CHP hükümetin hazırladığı Ulusal Programda yer alan ifadelerin 2003 Ulusal Programına göre farklılıklar içerdiği ve Kıbrıs konusunda temel yaklaşımın değiştirildiği izlenimi verdiği gerekçesiyle Kıbrıs konulu bir genel görüşme açılması talebinde bulundu.
CHP Grup Başkanvekilleri Hakkı Süha Okay, Kemal Kılıçdaroğlu ve Kemal Anadol’un imzasıyla Meclis Başkanlığı’na sunulan genel görüşme açılması önerisinde, Türkiye’nin dış politikasının ülke açısından önem taşıyan konularda büyük sorunlar içerdiğini belirtilerek, şöyle denildi:
"AB ile olan müzakerelerin ucu açık ve kapsamı belirsiz bir sürece dönüştürülmesi, Türkiye aleyhine gelişmesi, çok sayıda çifte standart örneği vermesi bu sorunların başında gelmektedir. Ancak kuşkusuz Türkiye-AB ilişkileri başlı başına bir genel görüşme konusudur"
Genel görüşme teklifinde, Türkiye’nin dış politikası açısından Kuzey Kıbrıs Türk yönetimi ile Güney Kıbrıs Rum yönetiminin tutumu, Yunanlılarla Kıbrıs Rumlarının Türkiye aleyhine yaptıkları girişimler, Ermenilerin sözde soykırım iddiaları, Türkiye’den toprak talepleri, PKK terörünün Kuzey Irak yönetimi ile Bağdat yönetiminin ve Türkiye’deki bölücülük faaliyetleriyle ilgili girişimlerinin büyük önem taşıdığı vurgulandı. Bu konularda Türkiye aleyhine olan gelişmelerin uzun yıllar önce başladığı belirtilen teklifte şöyle denildi:
"Ne yazık ki başta Avrupalı parlamenterler olmak üzere dünya kamuoyu Yunanlıların, Kıbrıslı Rumların, Ermenilerin ve ayrılıkçı Kürtlerin koşullandırmasına terk edilmiştir. Türkiye yapılanlara seyirci kalmakta ve haksız iddialara karşı gerçekleri savunmak için kararlı bir tavır sergilememektedir. Bunun bir örneği 29 Eylül- 4 Ekim tarihleri arasında gerçekleştirilen Avrupa Konseyi toplantısında görülmüştür. Hristofyas ile KKTC Cumhurbaşkanı Mehmet Ali Talat’ın yaptığı konuşmalar ile objektif olmayan değerlendirmeler ve Türkiye aleyhine öneriler içeren ve Avrupa Konseyi Parlamenter Meclisi tarafından da kabul edilen Kıbrıs raporu, KKTC’nın ne büyük tehlikelerle karşı karşıya olduğunu çok açık bir biçimde göstermektedir."

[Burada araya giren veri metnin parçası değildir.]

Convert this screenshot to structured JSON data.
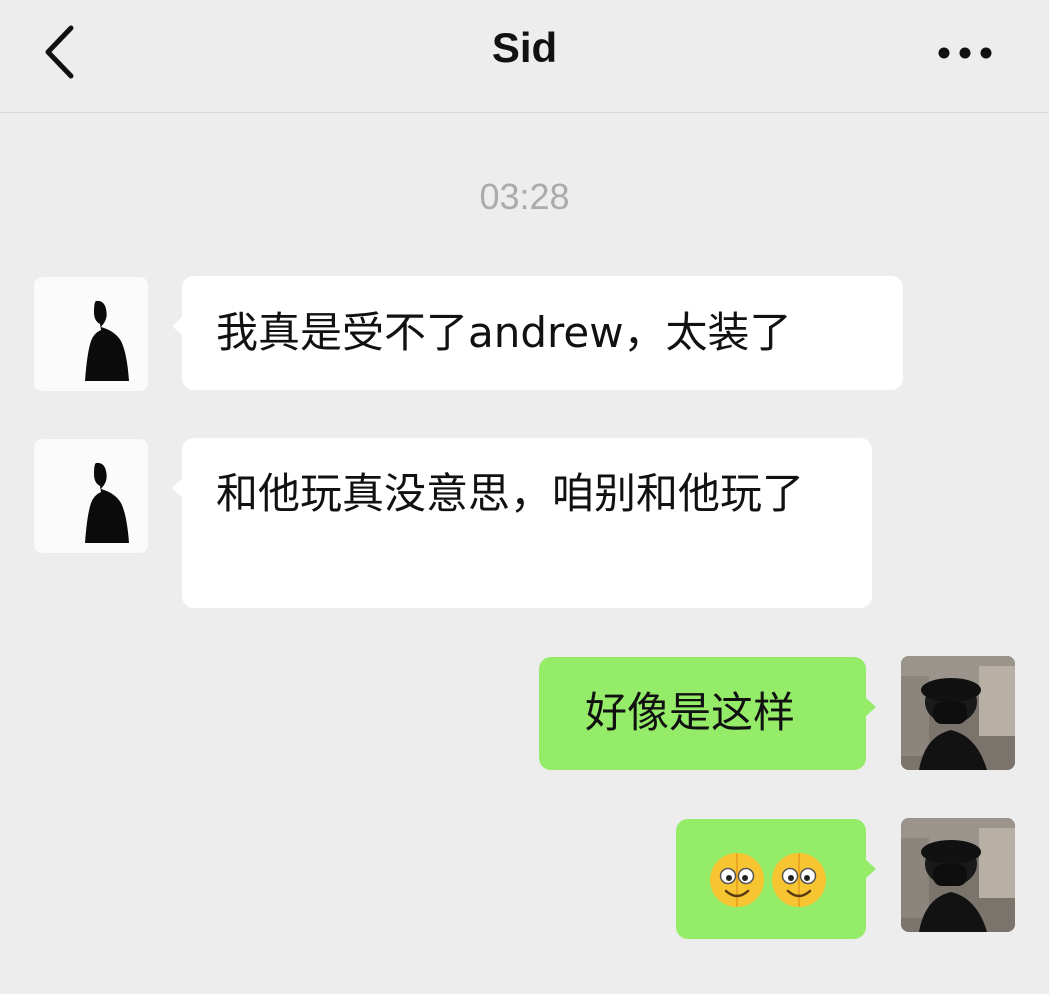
{
  "header": {
    "title": "Sid",
    "back_icon": "chevron-left-icon",
    "more_icon": "ellipsis-icon"
  },
  "timestamp": "03:28",
  "messages": [
    {
      "side": "in",
      "text": "我真是受不了andrew，太装了"
    },
    {
      "side": "in",
      "text": "和他玩真没意思，咱别和他玩了"
    },
    {
      "side": "out",
      "text": "好像是这样"
    },
    {
      "side": "out",
      "text": "",
      "emoji": [
        "woozy-smile-emoji",
        "woozy-smile-emoji"
      ]
    }
  ],
  "colors": {
    "background": "#ededed",
    "incoming_bubble": "#ffffff",
    "outgoing_bubble": "#95ec69",
    "timestamp": "#ababab"
  }
}
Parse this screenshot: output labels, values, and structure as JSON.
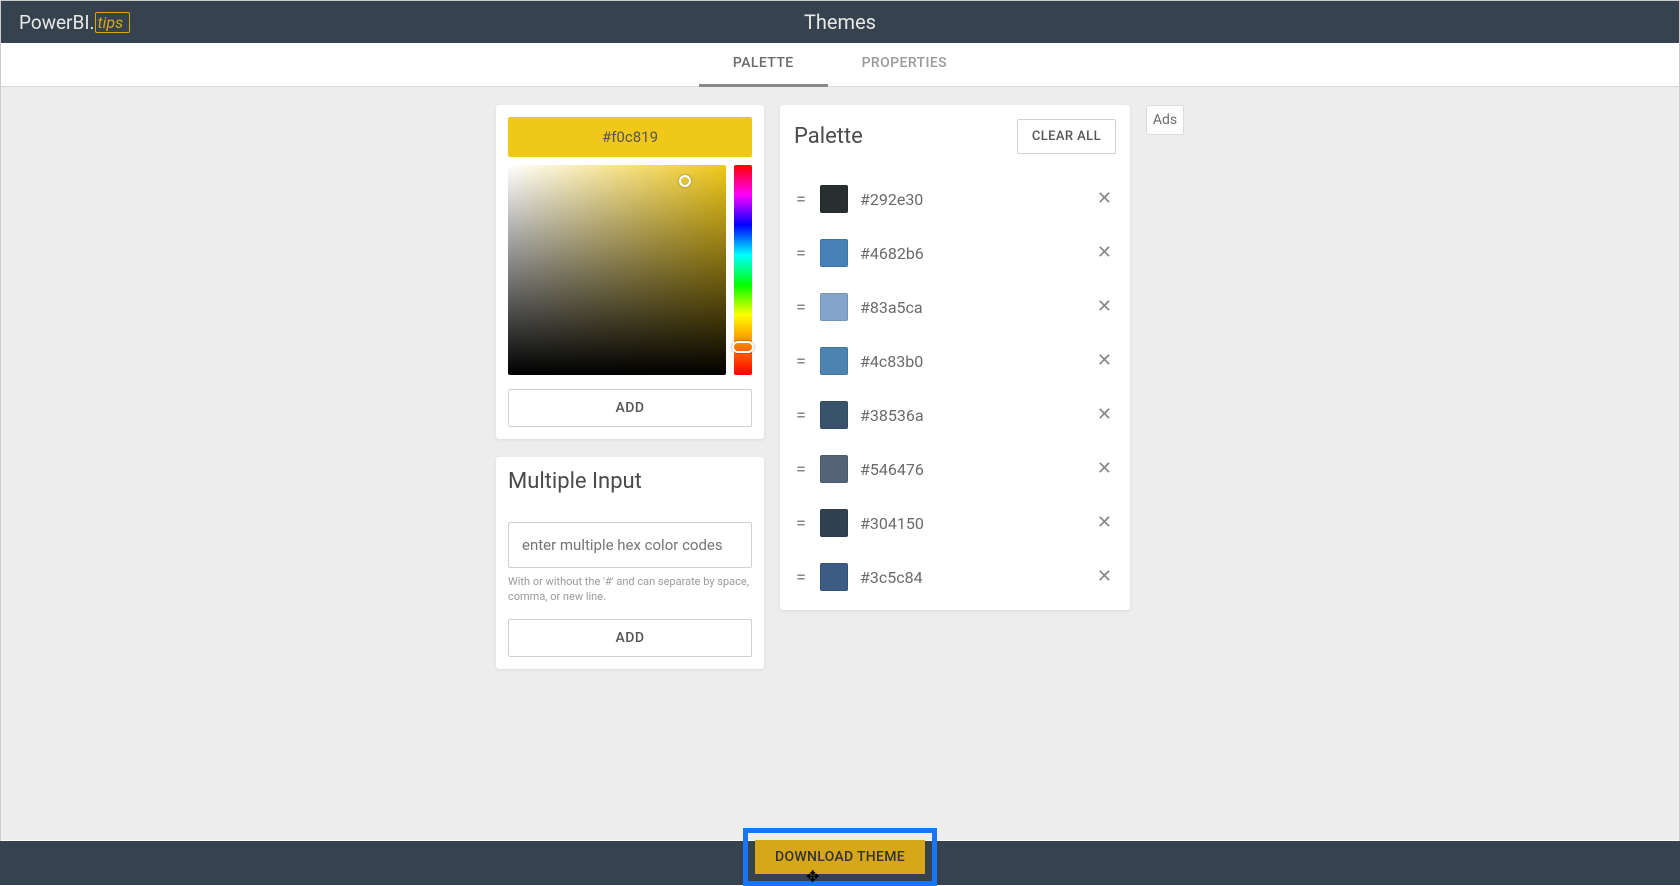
{
  "logo": {
    "prefix": "PowerBI.",
    "suffix": "tips"
  },
  "header": {
    "title": "Themes"
  },
  "tabs": [
    {
      "label": "PALETTE",
      "active": true
    },
    {
      "label": "PROPERTIES",
      "active": false
    }
  ],
  "picker": {
    "hex": "#f0c819",
    "add_label": "ADD"
  },
  "multi_input": {
    "title": "Multiple Input",
    "placeholder": "enter multiple hex color codes",
    "help": "With or without the '#' and can separate by space, comma, or new line.",
    "add_label": "ADD"
  },
  "palette": {
    "title": "Palette",
    "clear_label": "CLEAR ALL",
    "colors": [
      {
        "hex": "#292e30"
      },
      {
        "hex": "#4682b6"
      },
      {
        "hex": "#83a5ca"
      },
      {
        "hex": "#4c83b0"
      },
      {
        "hex": "#38536a"
      },
      {
        "hex": "#546476"
      },
      {
        "hex": "#304150"
      },
      {
        "hex": "#3c5c84"
      }
    ]
  },
  "ads": {
    "label": "Ads"
  },
  "download": {
    "label": "DOWNLOAD THEME"
  }
}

Son 6 yılda Türkiye dış politikasının ciddiyetten uzak bir şekilde yönetildiği kaydedilen genel görüşme teklifinde, hükümetin hazırladığı Ulusal Programda yer alan Kıbrıs’la ilgili ifadelere de dikkat çekildi.
Teklifte "Hükümetin son olarak hazırladığı Ulusal Programda yer alan ifadeler 2003 Ulusal Programına göre öze ilişkin farklılıklar içermekte ve hükümetin Kıbrıs konusunda izlediği temel yaklaşımı değiştirdiği izlenimini vermektedir. Milli davamız olan Kıbrıs konusunda yürütülmekte olan görüşmelerin TBMM’nin aldığı karara ve Milli Güvenlik Kurulu’nun tespit ettiği temel yaklaşımlara uygun biçimde yürütülmesi önem taşımaktadır." denildi.